L’émergence d’une économie parallèle

Ainsi, le Triangle d’Or participe à l’émergence d’une véritable économie parallèle qui devient une source de préoccupation pour les pouvoirs locaux, mais aussi régionaux et internationaux, menaçant la stabilité des pays de la région. Plusieurs études ont déjà démontré qu’il existait une véritable ressemblance entre les logiques de l’économie légale et l’économie illégale pour tout ce qui concerne les formes d’organisation dans l’échange (concernant les mécanismes de structuration des revenus et des prix selon la loi de l’offre et de la demande, la stricte division du travail, la diversité des types de distribution, etc.)[2]. Certains en viennent même à se poser la question si la drogue ne constituerait pas un marché comme les autres.

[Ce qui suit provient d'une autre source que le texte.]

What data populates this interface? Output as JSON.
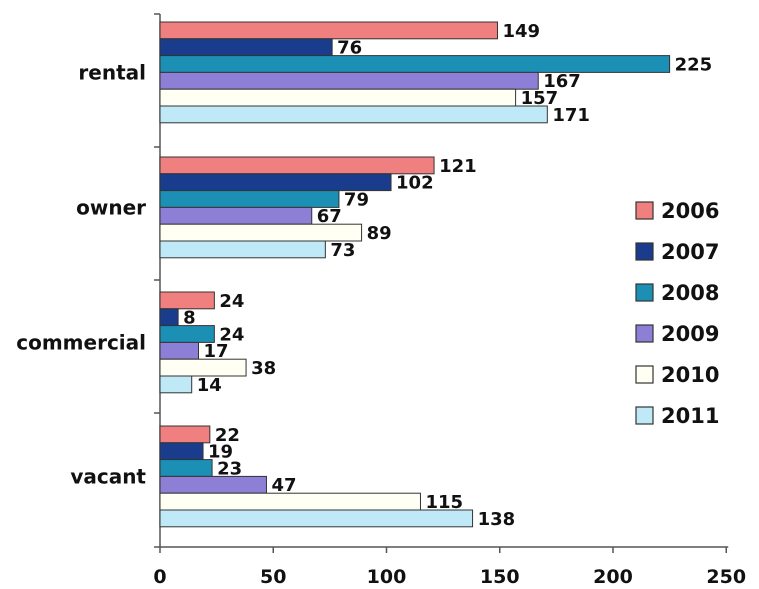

Cependant, contrairement à l’économie légale, le marché de la drogue entraîne des conséquences néfastes sur l’économie du pays à partir du moment où le gouvernement laotien ne dispose que de peu de moyens de contrôle. De ce fait, aucun revenu provenant des taxes et des impôts ne peut être perçu pour engager de nouveaux investissements pour le développement du pays.

 

Le retard de développement du pays dans la région asiatique

Le Laos est encore plus impacté par ce phénomène dans la mesure où celui-ci reste particulièrement en retard dans son propre développement et compte parmi les pays les plus pauvres d’Asie.[3] Son niveau de croissance semble insuffisant pour lui permettre de s’échapper de la pauvreté. Cette situation est davantage préoccupante à partir du moment où la pauvreté est un facteur d’accroissement du trafic de drogue et de contrefaçons de médicaments et, de ce fait, de criminalisation de l’économie du Laos. Pendant de nombreuses années, la consommation d’opium ne représentait pas nécessairement un problème majeur pour le gouvernement laotien. C’est uniquement à partir des années 1990, lorsque la drogue est utilisée en milieu scolaire, qu’il représente un nouveau défi. Le Laos s’est ainsi progressivement inséré dans le trafic d’héroïne et d’opium. Il est désormais considéré comme un point de départ de transit dans la région (en comptant également la Chine, le Vietnam et le Myanmar).

 

Cependant, le rôle du Laos dans le Triangle d’Or soulève deux problèmes majeurs en Asie. Dans un premier temps, cela participe à la criminalisation du pays, comme vu précédemment, mais aussi à l’augmentation de la corruption à cause de l’importante circulation de capitaux illégaux. Dans un second temps, la santé publique se retrouve impactée par ce phénomène. De plus, en 2012, le directeur exécutif de l’ONUDC, Yuri Fedotov, faisait part de son inquiétude face aux réseaux de criminalité organisée : « Si la croissance économique et l’intégration régionale offrent de nombreuses opportunités en matière de mobilité de biens, de services, de personnes et de flux financiers, elles représentent également une aubaine pour les réseaux criminels qui cherchent à prospérer et menacent la sécurité et l’état de droit ».[4] Ainsi, le trafic de produits illégaux amène au développement d’une réelle économie parallèle menaçant divers secteurs de l’Etat laotien.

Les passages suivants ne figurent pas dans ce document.